I’m fascinated by this tweet about flying first class, and the entitlement of a child who seemingly turns their nose down at it because it’s not the best first class. Many of the responses are talking about how nice Emirates first class is, though!

And what the tweet really seems to be saying is, ‘I thought I’d reached luxury, and then a child instantly revealed that I had only sampled one time what’s someone else’s normal.’ And it’s has undertones of ‘I worked for it, and it’s just given to them as a baseline.’ In other words, it’s really air travel as class metaphor and cosmic justice.
I flew first class once ever, I had to save a shitload of air miles.
Then some guy with his kids take their seats “daddy, it’s not as good as emirates is it”
To this day fuck that kid.
— Andy (@PositivFuturist) April 3, 2026
This is about air travel, but not really about aviation. It is about relative status. The miles detail matters because it marks the speaker as aspirational: they had to save, optimize, and wait. The child’s line marks the other family as habituated to premium travel. So the real wound is not “the kid insulted me,” it is “my triumph was another person’s baseline.”
Key responses are:
“Kid was right / truth hurts.” (The dominant response.)
“This is funny because a huge personal moment got casually called mid.”
“Blame the parent, not the child.”
“Actually yes, kids should be kept out of premium cabins.”
“This isn’t a wealth story, it’s a points/travel-hacking story.”
It’s not about kids in premium airline cabins. Quiet kids belong there more than disruptive adults do. It’s mostly being treated as product discourse rather than class satire. Live From a Lounge asks, “where’s the lie?”
Here’s one good takeaway: “Nothing humbles a big moment like someone casually calling it mid.”
Ironically enough, Emirates now bans kids in first class from being there on miles and they’re the comparison point here because there’s mainsteam acceptance of how premium they are, even though their A380 first class seats themselves are highly dated and their business class hard product is below industry average. Their food and beverage program is strong, and their first class spa (on the A380) and suites (newer 777) create a strong halo.

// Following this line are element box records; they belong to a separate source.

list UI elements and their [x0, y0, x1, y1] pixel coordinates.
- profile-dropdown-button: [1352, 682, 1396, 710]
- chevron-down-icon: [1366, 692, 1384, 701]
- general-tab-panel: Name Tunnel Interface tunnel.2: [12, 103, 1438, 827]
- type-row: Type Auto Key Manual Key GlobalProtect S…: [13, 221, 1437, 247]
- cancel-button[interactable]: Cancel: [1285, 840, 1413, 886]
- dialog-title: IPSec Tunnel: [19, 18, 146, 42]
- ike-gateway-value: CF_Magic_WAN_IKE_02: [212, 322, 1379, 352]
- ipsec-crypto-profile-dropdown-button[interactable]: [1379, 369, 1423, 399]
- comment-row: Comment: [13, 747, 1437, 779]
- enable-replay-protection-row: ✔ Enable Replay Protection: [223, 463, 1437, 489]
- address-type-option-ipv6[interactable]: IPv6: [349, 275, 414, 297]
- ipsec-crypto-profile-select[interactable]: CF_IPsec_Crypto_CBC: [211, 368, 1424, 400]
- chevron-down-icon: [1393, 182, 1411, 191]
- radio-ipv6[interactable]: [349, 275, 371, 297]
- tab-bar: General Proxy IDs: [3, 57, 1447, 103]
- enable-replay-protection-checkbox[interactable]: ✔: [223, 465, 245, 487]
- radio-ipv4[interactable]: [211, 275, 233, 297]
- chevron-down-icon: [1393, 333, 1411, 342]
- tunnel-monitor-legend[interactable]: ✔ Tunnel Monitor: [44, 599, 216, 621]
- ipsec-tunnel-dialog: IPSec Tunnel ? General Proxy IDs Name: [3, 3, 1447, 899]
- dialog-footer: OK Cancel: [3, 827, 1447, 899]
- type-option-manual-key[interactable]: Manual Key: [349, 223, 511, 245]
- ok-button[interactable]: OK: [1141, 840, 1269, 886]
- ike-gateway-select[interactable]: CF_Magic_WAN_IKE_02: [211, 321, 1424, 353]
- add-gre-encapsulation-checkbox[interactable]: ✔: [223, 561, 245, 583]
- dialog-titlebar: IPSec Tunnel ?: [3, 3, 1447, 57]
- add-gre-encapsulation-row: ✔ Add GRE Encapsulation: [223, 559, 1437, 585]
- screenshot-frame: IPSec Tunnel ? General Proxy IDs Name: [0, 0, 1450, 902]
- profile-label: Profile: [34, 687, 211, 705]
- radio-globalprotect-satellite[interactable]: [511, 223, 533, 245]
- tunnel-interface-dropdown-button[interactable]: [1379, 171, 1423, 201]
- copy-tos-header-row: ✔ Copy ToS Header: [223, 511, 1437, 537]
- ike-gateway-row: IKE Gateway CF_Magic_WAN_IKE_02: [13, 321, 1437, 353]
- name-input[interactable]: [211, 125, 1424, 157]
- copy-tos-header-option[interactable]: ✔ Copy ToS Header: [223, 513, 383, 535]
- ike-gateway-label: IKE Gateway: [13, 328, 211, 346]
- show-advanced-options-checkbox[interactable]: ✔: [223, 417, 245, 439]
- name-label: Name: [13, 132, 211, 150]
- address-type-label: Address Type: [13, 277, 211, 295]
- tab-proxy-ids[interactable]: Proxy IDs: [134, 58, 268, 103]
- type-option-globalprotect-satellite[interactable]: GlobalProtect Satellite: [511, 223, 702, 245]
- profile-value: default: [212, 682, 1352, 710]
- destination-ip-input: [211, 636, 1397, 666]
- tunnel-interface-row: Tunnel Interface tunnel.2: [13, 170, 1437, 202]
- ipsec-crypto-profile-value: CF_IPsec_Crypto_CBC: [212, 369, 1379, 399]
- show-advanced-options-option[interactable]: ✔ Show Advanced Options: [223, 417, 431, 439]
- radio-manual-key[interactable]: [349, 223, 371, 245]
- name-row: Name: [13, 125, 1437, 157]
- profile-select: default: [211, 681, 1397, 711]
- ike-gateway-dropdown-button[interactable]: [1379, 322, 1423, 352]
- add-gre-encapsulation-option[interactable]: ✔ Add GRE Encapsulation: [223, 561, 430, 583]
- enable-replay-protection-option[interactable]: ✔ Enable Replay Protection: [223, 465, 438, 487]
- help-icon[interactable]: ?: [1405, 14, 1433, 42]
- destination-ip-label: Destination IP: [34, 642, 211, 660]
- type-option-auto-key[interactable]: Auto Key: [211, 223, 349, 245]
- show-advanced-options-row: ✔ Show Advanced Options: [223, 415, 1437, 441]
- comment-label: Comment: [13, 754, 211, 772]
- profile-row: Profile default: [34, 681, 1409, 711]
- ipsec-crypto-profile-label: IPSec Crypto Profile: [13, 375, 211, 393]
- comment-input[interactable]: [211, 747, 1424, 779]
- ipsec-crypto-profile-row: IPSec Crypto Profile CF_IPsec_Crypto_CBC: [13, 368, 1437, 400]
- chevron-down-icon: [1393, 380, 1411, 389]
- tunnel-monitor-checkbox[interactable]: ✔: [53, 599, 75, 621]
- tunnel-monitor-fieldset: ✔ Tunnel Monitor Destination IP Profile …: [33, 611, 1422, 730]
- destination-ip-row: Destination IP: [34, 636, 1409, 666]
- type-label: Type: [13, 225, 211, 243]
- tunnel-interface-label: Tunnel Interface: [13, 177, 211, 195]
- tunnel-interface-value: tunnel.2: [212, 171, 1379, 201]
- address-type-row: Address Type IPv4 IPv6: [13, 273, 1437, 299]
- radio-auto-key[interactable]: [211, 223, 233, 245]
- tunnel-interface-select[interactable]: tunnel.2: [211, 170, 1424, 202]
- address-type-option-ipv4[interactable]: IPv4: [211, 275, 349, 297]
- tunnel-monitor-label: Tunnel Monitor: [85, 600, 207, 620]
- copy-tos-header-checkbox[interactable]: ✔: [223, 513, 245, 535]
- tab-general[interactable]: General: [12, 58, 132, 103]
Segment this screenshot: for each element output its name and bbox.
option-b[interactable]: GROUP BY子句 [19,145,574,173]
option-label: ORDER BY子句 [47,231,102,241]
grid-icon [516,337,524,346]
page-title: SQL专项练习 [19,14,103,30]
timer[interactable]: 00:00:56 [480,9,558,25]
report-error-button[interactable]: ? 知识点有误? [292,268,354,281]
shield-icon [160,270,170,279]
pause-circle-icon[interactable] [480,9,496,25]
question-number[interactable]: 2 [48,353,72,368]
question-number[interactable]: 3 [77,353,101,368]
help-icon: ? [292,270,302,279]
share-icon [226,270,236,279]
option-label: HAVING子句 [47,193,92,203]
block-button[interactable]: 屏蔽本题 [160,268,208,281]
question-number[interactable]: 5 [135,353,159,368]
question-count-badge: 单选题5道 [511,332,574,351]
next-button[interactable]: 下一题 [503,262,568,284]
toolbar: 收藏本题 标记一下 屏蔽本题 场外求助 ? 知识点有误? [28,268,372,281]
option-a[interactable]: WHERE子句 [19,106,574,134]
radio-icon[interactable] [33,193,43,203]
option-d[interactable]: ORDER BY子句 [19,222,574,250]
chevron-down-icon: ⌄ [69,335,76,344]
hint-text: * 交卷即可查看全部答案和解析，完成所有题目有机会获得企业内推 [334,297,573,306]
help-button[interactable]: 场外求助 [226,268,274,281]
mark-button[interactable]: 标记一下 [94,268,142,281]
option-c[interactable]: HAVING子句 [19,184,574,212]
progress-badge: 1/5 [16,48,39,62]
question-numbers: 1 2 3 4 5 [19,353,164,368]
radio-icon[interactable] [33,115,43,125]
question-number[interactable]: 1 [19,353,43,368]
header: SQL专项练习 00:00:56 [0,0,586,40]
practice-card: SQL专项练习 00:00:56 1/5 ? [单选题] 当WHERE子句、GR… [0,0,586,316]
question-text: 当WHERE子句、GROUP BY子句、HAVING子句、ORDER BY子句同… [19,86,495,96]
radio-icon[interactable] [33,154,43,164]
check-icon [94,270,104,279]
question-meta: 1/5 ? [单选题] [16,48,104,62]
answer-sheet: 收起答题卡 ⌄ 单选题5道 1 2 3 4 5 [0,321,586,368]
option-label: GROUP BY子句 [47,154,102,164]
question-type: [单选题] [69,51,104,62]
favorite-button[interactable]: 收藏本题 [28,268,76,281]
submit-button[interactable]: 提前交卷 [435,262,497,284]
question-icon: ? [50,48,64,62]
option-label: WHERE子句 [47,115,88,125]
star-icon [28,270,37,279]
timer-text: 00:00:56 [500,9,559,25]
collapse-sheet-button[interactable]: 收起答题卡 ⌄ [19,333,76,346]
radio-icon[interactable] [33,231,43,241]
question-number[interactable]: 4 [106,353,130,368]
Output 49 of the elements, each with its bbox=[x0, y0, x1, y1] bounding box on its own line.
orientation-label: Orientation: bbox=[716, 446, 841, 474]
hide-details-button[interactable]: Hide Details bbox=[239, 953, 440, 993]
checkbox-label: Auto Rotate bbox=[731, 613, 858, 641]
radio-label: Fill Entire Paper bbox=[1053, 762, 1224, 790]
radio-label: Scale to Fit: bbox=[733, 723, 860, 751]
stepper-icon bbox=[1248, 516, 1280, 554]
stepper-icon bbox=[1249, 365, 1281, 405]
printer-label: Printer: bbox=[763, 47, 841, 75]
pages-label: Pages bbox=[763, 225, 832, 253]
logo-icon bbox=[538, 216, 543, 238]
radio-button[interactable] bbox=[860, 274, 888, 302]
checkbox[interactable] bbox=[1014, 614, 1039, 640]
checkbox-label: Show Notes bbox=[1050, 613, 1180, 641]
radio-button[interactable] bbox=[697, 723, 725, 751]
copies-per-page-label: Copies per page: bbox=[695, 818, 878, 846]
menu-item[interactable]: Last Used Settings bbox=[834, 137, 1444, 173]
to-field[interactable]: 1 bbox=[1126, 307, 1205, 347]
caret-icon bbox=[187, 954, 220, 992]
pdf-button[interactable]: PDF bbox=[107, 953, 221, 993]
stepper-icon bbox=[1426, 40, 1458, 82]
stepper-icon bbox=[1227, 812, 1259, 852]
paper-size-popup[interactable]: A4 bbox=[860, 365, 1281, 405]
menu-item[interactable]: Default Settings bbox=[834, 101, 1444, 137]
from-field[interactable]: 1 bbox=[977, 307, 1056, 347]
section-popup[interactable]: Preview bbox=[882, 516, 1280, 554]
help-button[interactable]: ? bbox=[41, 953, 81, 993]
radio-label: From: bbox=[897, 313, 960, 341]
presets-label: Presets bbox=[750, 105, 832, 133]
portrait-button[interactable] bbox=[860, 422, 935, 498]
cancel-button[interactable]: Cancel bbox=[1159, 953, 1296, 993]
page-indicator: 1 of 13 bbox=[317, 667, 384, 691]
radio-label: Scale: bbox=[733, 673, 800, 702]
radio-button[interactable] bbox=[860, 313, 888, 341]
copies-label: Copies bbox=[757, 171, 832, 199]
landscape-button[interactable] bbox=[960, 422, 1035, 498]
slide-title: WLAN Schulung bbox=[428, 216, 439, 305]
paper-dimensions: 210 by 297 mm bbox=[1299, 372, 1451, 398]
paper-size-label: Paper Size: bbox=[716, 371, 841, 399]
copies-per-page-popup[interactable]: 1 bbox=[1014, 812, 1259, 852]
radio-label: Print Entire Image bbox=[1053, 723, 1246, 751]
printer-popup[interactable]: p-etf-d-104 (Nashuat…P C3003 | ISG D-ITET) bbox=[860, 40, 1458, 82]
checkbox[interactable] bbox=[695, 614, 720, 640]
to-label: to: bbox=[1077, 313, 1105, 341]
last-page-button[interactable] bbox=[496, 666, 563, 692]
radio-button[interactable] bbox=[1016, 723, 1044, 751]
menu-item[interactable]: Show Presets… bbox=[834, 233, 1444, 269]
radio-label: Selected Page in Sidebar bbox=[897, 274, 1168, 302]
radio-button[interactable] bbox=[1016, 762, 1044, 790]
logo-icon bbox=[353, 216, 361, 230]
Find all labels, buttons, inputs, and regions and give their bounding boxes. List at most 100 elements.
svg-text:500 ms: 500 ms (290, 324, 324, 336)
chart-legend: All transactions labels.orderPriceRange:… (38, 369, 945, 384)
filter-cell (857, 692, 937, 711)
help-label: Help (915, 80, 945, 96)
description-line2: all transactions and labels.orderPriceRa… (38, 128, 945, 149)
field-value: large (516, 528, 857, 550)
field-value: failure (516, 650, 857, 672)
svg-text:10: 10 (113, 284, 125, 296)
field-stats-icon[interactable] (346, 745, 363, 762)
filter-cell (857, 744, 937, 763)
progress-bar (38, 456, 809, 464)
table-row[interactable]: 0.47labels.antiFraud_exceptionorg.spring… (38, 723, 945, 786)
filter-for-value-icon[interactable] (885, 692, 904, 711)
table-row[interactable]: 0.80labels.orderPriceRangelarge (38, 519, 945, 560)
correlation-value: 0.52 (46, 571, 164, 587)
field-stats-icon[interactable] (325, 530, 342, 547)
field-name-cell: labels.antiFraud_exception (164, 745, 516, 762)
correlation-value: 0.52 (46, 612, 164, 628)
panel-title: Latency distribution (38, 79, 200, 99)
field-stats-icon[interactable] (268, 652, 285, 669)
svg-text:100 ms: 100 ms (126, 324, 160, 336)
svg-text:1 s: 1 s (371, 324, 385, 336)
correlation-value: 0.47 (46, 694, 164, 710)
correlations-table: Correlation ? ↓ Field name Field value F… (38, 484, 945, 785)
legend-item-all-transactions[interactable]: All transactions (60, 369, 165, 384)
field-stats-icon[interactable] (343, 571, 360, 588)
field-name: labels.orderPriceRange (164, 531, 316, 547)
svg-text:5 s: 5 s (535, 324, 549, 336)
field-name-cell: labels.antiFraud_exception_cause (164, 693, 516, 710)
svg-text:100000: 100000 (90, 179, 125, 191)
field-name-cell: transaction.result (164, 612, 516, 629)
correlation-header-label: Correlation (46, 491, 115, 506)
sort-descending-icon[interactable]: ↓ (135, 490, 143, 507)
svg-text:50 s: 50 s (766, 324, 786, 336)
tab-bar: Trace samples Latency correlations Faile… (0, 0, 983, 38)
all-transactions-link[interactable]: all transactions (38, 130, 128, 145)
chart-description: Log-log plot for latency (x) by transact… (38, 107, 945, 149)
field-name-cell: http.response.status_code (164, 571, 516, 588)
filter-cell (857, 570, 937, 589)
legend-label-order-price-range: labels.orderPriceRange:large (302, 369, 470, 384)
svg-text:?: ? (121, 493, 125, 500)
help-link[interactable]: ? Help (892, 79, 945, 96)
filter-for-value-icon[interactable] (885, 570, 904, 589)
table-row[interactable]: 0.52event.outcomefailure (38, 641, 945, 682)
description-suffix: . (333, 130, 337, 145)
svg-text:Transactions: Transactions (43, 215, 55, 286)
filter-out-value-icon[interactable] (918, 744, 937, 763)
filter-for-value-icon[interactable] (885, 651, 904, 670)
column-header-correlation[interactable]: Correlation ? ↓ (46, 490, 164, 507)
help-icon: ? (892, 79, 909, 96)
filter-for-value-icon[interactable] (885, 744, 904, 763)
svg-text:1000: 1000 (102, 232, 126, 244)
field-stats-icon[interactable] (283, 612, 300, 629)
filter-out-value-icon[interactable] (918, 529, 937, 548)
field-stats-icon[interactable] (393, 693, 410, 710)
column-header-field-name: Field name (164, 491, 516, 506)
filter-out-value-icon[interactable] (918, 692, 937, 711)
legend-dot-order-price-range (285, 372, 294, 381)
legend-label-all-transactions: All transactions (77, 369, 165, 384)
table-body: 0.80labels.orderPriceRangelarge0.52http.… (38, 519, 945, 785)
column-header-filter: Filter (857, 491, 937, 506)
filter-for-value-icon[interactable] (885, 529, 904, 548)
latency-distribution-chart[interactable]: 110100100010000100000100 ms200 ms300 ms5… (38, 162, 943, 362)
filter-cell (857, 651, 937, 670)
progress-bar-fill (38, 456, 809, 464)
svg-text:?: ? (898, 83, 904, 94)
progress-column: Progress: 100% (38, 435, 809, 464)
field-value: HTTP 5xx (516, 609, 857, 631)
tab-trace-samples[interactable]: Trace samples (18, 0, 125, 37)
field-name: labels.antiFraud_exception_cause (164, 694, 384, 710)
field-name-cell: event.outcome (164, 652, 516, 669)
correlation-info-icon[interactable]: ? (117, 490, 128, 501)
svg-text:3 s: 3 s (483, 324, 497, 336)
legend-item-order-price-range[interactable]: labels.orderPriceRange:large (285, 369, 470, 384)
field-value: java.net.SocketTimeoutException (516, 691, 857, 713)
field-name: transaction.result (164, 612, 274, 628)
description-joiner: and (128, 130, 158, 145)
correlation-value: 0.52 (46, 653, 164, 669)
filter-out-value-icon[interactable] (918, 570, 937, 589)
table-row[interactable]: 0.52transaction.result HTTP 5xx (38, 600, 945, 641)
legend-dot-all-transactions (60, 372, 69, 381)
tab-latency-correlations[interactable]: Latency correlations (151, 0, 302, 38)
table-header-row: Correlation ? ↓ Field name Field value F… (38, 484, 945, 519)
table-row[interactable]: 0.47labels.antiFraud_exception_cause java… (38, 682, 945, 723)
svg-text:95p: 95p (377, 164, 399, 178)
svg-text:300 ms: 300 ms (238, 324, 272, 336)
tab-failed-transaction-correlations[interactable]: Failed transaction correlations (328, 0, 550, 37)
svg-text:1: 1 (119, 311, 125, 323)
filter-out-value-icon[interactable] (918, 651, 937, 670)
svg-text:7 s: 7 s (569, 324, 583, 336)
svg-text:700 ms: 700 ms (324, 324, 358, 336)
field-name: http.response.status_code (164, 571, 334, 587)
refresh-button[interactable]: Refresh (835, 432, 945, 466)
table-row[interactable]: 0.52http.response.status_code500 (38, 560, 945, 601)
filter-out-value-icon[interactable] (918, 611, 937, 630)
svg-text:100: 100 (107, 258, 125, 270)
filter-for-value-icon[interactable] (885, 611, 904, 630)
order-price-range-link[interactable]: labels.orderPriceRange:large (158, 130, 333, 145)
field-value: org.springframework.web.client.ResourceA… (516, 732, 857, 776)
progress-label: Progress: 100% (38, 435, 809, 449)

It’s common to look at this as “rich people really live differently” but remember that the original tweet mentions redeeming miles for first class. Miles are a great equalizer for the middle and upper middle class.
- I’ve had very wealthy readers who genuinely optimize their miles. That’s included several centimillionaires and at least one low single digit billionaire.
- But for the most part miles are ‘the trick’ that allow access to things people couldn’t otherwise afford. When miles were mostly earned via flying, it was the middle manager road warriors earning the points not the senior executives important enough that people come see them. And credit card rewards are something you pay attention to, where the incremental value matters at the margin.
I think the reason this tweet sticks with me though is because it compresses most of moral philosophy in three sentences, combining status, luck, and desert.
- Veblen: premium cabins are conspicuous consumption and emulation, so the pain comes from discovering your display is still second-tier.
- Bourdieu: the child is pure habit and distinction, their taste hierarchy is learned so early it comes across as innocence – they just speak their truth without social consequences or restraint. Is it even possible to keep kids humble in first class? (Bethenny Frankel is trying.)
- Rawls: this shows the moral arbitrariness of the social lottery, this kid is enjoying first class by accident of birth while another has to game it and can only achieve it once
- Nozick: all the replies supporting the kid come down to entitlement theory, that if the seats were justly acquired, the family belongs there with no further moral permission needed.
- Elizabeth Anderson: relational egalitarianism, the deeper wrong isn’t the difference in consumption on its own but the condescension, humiliation, and status domination between supposed equals in the cabin.
- Girard: this stings because of memetic desire, it’s something you thought was valuable but is actually devalued through their effortless indifference.
- Aristotle: where people react with “blame the parent, not the kid” for coming across spoiled, it’s virtue ethics, children acquire expectations and character through their habit.

I could even stretch this to a bit of Hobbes. But if you compress everything into a single idea, the tweet is a joke about the accident of birth outstripping earned aspiration, while the replies fight over whether that’s funny, unjust, deserved, or simply how the world works (‘late stage capitalism’).
When my daughter was three years old she boarded an Air Canada Boeing 737 to Vancouver. She asked the flight attendant in the galley, “does this plane have beds?” She as genuinely asking! It occurred to her at that moment, and she likes our routing – keeping real bedtime. She changes into pajamas, brushes teeth, and I read her books and tell her a couple of stories before she drifts off to sleep. She didn’t have a real sense of distance or time yet. We were spending a couple of days in Vancouver before continuing onto Sydney. That flight would have beds.
I want to keep her grounded, but (1) I wasn’t going to fly coach to Australia! (2) I didn’t have to, redeeming for rare saver awards! (3) I also want to give her the world – the grounding is about not taking away her inherent motivation. As a parent what’s most important is allowing her to become everything she can with her talents, and experiencing real satisfaction. At 3 she had plenty of time to learn social convention around her communication. Now she knows much better what to expect from each flight in advance, too.